The movie “Shazam” is a fun superhero movie aimed at kids but suitable for the whole family. Want to get your kid to read after seeing the movie? I’d recommend Shazam: The Junior Novel for elementary aged kids. For middle schoolers, I’d recommend Shazam: Freddy’s Guide to Super Hero-ing. If you’re dealing with a future STEM student, I’d recommend Thing Explainer by Randall Munroe, creator of the XKCD comic series.

 

For the Pre-Teens

The “Scythe” series by Neal Shusterman managed to enthrall my kids for several years. When the final book of the trilogy – “The Toll” – came out, they fought over who got to read it first.  I recommend this book for anyone whose kids have been reading the series. Or give someone starting to read young adult fiction the entire three book set. You won’t see them all weekend.

If your kids loved “A Dog’s Life” and / or “A Dog’s Purpose”, then pick up A Dog’s Journey: A Novel. I’d consider it a novelization of the 2019 “A Dog’s Purpose” movie. (The movie was based on the books.)

If you have a geek in the family, I’d suggest How To: Absurd Scientific Advice for Common Real-World Problems. Note that this is suitable for anyone with the vocabulary to follow it or willingness to explain the concepts in the book.
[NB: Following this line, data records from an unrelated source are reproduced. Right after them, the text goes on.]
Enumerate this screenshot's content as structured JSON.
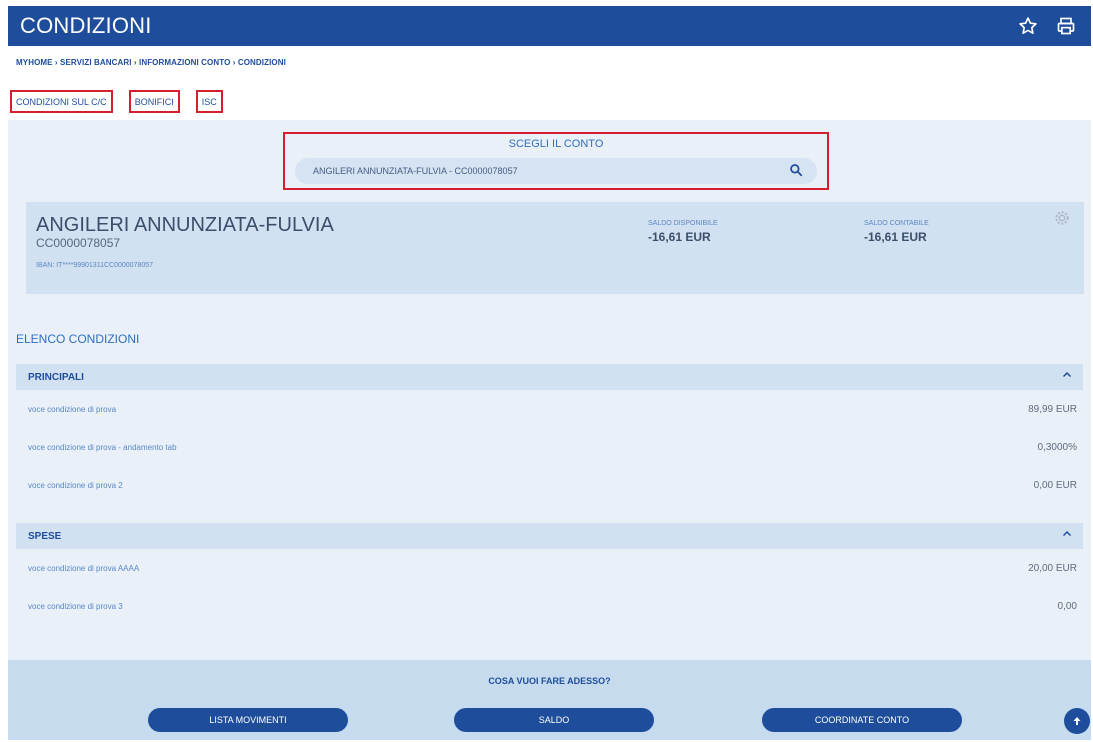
{
  "header": {
    "title": "CONDIZIONI",
    "icons": [
      "star-icon",
      "print-icon"
    ]
  },
  "breadcrumb": "MYHOME › SERVIZI BANCARI › INFORMAZIONI CONTO › CONDIZIONI",
  "tabs": [
    {
      "label": "CONDIZIONI SUL C/C"
    },
    {
      "label": "BONIFICI"
    },
    {
      "label": "ISC"
    }
  ],
  "account_selector": {
    "label": "SCEGLI IL CONTO",
    "value": "ANGILERI ANNUNZIATA-FULVIA - CC0000078057"
  },
  "account_card": {
    "holder": "ANGILERI ANNUNZIATA-FULVIA",
    "account_number": "CC0000078057",
    "iban": "IBAN: IT****99901311CC0000078057",
    "available_label": "SALDO DISPONIBILE",
    "available_value": "-16,61 EUR",
    "book_label": "SALDO CONTABILE",
    "book_value": "-16,61 EUR"
  },
  "conditions": {
    "title": "ELENCO CONDIZIONI",
    "groups": [
      {
        "title": "PRINCIPALI",
        "rows": [
          {
            "label": "voce condizione di prova",
            "value": "89,99 EUR"
          },
          {
            "label": "voce condizione di prova - andamento tab",
            "value": "0,3000%"
          },
          {
            "label": "voce condizione di prova 2",
            "value": "0,00 EUR"
          }
        ]
      },
      {
        "title": "SPESE",
        "rows": [
          {
            "label": "voce condizione di prova AAAA",
            "value": "20,00 EUR"
          },
          {
            "label": "voce condizione di prova 3",
            "value": "0,00"
          }
        ]
      }
    ]
  },
  "footer": {
    "question": "COSA VUOI FARE ADESSO?",
    "buttons": [
      "LISTA MOVIMENTI",
      "SALDO",
      "COORDINATE CONTO"
    ]
  }
}
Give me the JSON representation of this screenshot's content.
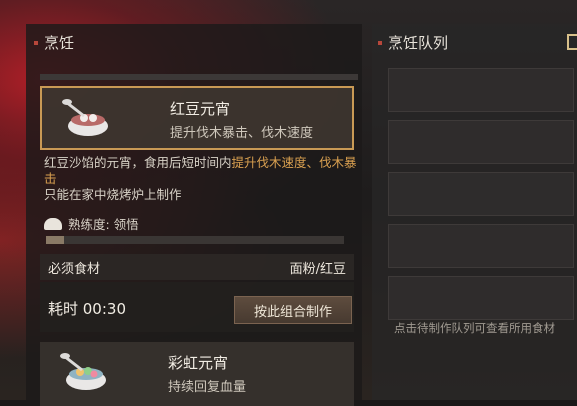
{
  "panels": {
    "cooking_title": "烹饪",
    "queue_title": "烹饪队列"
  },
  "selected_recipe": {
    "name": "红豆元宵",
    "desc": "提升伐木暴击、伐木速度"
  },
  "detail": {
    "desc_prefix": "红豆沙馅的元宵，食用后短时间内",
    "desc_highlight_1": "提升伐木速度、伐木暴击",
    "note": "只能在家中烧烤炉上制作",
    "skill_label": "熟练度: 领悟",
    "skill_progress": 0.06
  },
  "ingredients": {
    "label": "必须食材",
    "items": "面粉/红豆"
  },
  "craft": {
    "time": "耗时 00:30",
    "button": "按此组合制作"
  },
  "next_recipe": {
    "name": "彩虹元宵",
    "desc": "持续回复血量"
  },
  "queue": {
    "hint": "点击待制作队列可查看所用食材"
  },
  "icons": [
    "bowl-red-bean-icon",
    "bowl-rainbow-icon",
    "chef-hat-icon",
    "queue-bracket-icon"
  ],
  "colors": {
    "highlight": "#d9a050",
    "selected_border": "#c99a55",
    "title_dot": "#b7473b"
  }
}
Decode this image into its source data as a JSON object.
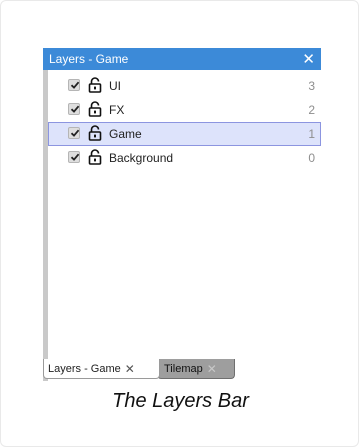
{
  "panel": {
    "title": "Layers - Game",
    "close_glyph": "✕",
    "colors": {
      "titlebar": "#3c8ad8",
      "selected_bg": "#dde3fb",
      "selected_border": "#8c95e0",
      "inactive_tab": "#9e9e9e"
    }
  },
  "layers": [
    {
      "name": "UI",
      "count": "3",
      "checked": true,
      "icon": "lock-open-icon"
    },
    {
      "name": "FX",
      "count": "2",
      "checked": true,
      "icon": "lock-open-icon"
    },
    {
      "name": "Game",
      "count": "1",
      "checked": true,
      "icon": "lock-open-icon",
      "selected": true
    },
    {
      "name": "Background",
      "count": "0",
      "checked": true,
      "icon": "lock-open-icon"
    }
  ],
  "tabs": [
    {
      "label": "Layers - Game",
      "active": true,
      "close": "✕"
    },
    {
      "label": "Tilemap",
      "active": false,
      "close": "✕"
    }
  ],
  "caption": "The Layers Bar"
}
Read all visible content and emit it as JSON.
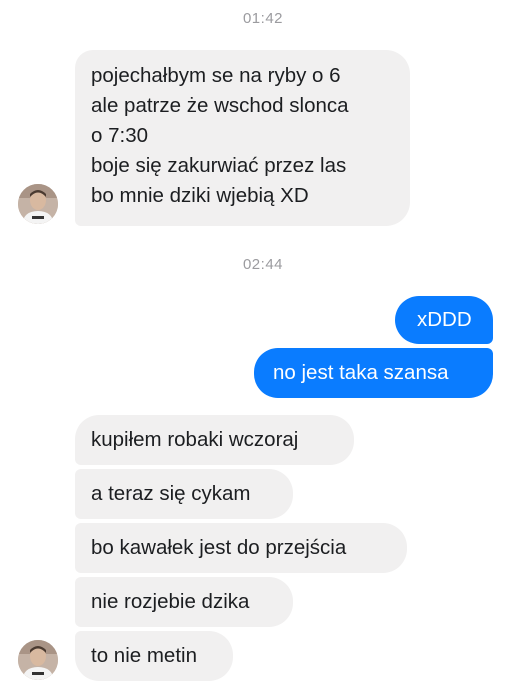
{
  "thread": {
    "time_1": "01:42",
    "time_2": "02:44",
    "msg_long": {
      "lines": [
        "pojechałbym se na ryby o 6",
        "ale patrze że wschod slonca",
        "o 7:30",
        "boje się zakurwiać przez las",
        "bo mnie dziki wjebią  XD"
      ]
    },
    "out_1": "xDDD",
    "out_2": "no jest taka szansa",
    "in_1": "kupiłem robaki wczoraj",
    "in_2": "a teraz się cykam",
    "in_3": "bo kawałek jest do przejścia",
    "in_4": "nie rozjebie dzika",
    "in_5": "to nie metin"
  },
  "colors": {
    "incoming_bubble": "#f1f0f0",
    "outgoing_bubble": "#0a7cff",
    "timestamp": "#9b9b9f"
  },
  "icons": {
    "contact_avatar": "contact-avatar-photo"
  }
}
For kids who aren’t as interested in science and tech, the classics The Dangerous Book for Boys or The Daring Book for Girls are appropriate. Entertaining, educational, and we can say from personal experience, safer than the titles imply.

 

For Young Adults

The first book I’d recommend is non-fiction. “Everyday Millionaires” by Chris Hogan is a good book for cultivating financial literacy. It can be understood as a follow-up to the classic “The Millionaire Next Door” but without going so far into the weeds of data analysis. That data is available but as a separate ten dollar download from Dave Ramsey’s website. If they’re approaching college age, “Debt Free Degree” by Anthony Oneal is essential.
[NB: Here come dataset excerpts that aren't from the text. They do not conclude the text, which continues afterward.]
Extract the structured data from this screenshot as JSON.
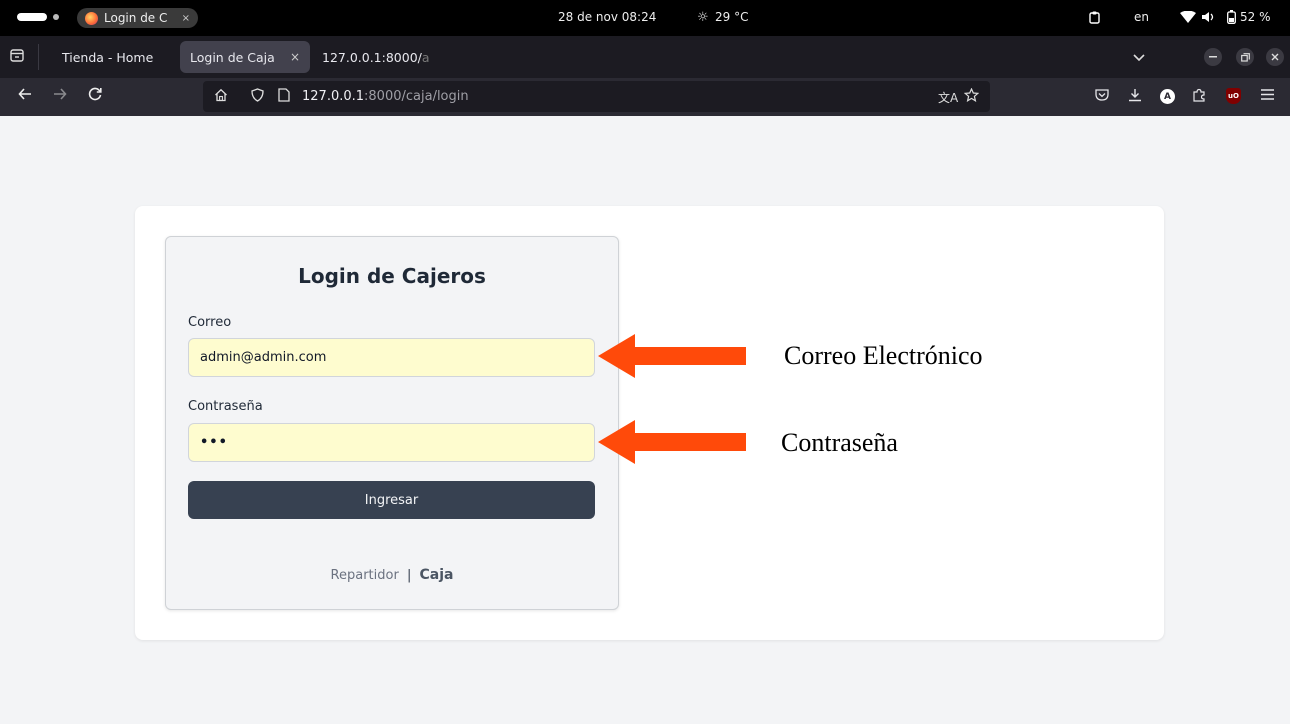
{
  "os_bar": {
    "tab_title": "Login de C",
    "tab_close": "×",
    "clock": "28 de nov  08:24",
    "weather": "29 °C",
    "weather_icon": "☼",
    "language": "en",
    "battery": "52 %"
  },
  "browser": {
    "tabs": [
      {
        "label": "Tienda - Home",
        "active": false
      },
      {
        "label": "Login de Caja",
        "active": true,
        "close": "×"
      },
      {
        "label": "127.0.0.1:8000/",
        "fade": "a",
        "active": false
      }
    ],
    "url_host": "127.0.0.1",
    "url_path": ":8000/caja/login",
    "translate_icon": "文A",
    "ext_a": "A",
    "ext_ub": "uO"
  },
  "login": {
    "title": "Login de Cajeros",
    "email_label": "Correo",
    "email_value": "admin@admin.com",
    "password_label": "Contraseña",
    "password_value": "•••",
    "submit_label": "Ingresar",
    "footer_link_1": "Repartidor",
    "footer_separator": "|",
    "footer_link_2": "Caja"
  },
  "annotations": {
    "email": "Correo Electrónico",
    "password": "Contraseña",
    "arrow_color": "#ff4a0a"
  },
  "colors": {
    "page_bg": "#f3f4f6",
    "input_bg": "#fefccf",
    "button_bg": "#374151"
  }
}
I have reviewed a number of books in the “And Philosophy” series, having received them from the publisher in exchange for a review. The only one my kids read was Rick and Morty and Philosophy. It gets points for educating early teens on major philosophical concepts. Unfortunately, it made “squanch” part of the household vocabulary for weeks.

 

For Adults

My first recommendation for science fiction fans is Karina Fabian’s Space Traipse: Hold My Beer novel. This novel encapsulates the first chunk of her ongoing Star Trek parody series as well as one of the few “realistic” Doctor Who / Star Trek crossovers. She plays homage to the original series while writing her own, unique story lines and then populating the work with unique characters.

If the gift receiver is more interested in artificial intelligence and robotics than a fun sci-fi romp, I’d suggest “Sakura: Intellectual Property”. Hackers are trying to turn a rock-and-roll playing android into a killer robot. She and a growing network of friends are fighting back, and they learn how deep the conspiracy goes. It is also a deep exploration of identity in a world where your mind can be hacked or copied to another body. Horror and mystery fans will enjoy Declan Finn’s “Dances with Werewolves, Part 1”. I would argue it is of the same vein as “The Dresden Files”, pun intended.
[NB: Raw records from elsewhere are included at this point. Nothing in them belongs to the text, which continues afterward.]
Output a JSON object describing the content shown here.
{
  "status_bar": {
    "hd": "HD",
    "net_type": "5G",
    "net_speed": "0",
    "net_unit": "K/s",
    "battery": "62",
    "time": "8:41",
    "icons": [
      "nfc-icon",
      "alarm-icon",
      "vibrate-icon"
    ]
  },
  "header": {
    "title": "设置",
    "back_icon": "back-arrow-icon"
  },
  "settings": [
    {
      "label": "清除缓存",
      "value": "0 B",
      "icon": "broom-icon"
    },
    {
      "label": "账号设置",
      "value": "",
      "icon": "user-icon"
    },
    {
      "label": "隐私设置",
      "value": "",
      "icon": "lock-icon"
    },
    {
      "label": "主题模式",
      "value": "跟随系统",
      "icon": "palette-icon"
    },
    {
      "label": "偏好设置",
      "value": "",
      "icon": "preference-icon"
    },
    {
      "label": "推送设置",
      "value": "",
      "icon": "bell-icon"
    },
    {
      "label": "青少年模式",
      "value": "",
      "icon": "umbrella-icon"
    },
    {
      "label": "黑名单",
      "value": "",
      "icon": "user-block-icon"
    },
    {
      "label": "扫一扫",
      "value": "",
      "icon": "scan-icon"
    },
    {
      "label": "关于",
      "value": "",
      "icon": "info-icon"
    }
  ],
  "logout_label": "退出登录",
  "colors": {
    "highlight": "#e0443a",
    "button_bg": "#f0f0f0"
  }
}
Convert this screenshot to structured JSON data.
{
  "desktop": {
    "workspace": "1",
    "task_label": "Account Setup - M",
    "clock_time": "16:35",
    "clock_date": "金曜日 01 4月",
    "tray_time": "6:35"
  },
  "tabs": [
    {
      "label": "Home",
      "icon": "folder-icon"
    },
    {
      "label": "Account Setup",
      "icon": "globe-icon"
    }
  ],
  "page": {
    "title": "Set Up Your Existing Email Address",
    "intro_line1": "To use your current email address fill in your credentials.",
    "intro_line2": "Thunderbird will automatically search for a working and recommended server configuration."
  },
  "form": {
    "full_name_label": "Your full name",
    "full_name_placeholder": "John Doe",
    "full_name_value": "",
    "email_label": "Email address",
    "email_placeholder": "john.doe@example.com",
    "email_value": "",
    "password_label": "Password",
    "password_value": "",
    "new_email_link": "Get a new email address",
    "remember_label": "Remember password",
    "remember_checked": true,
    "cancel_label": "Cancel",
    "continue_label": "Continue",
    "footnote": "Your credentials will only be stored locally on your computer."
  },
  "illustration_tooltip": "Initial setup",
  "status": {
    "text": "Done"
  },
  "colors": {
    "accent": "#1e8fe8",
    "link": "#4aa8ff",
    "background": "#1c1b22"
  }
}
If you’re searching for a gift for the stereotypical nerd, I’d recommend “Dilbert Turns 30”. If they are into politics, “Loserthink: How Untrained Brains Are Ruining America” by Scott Adams is a great choice. Or we’re back to Randall Munroe’s “How To: Absurd Scientific Advice for Common Real-World Problems”.

For those who love memoirs, Educated by Tara Westover is a decent read. While this book is being assigned to high school students, due to the emotional weight of the story, I wouldn’t recommend it for kids under 16.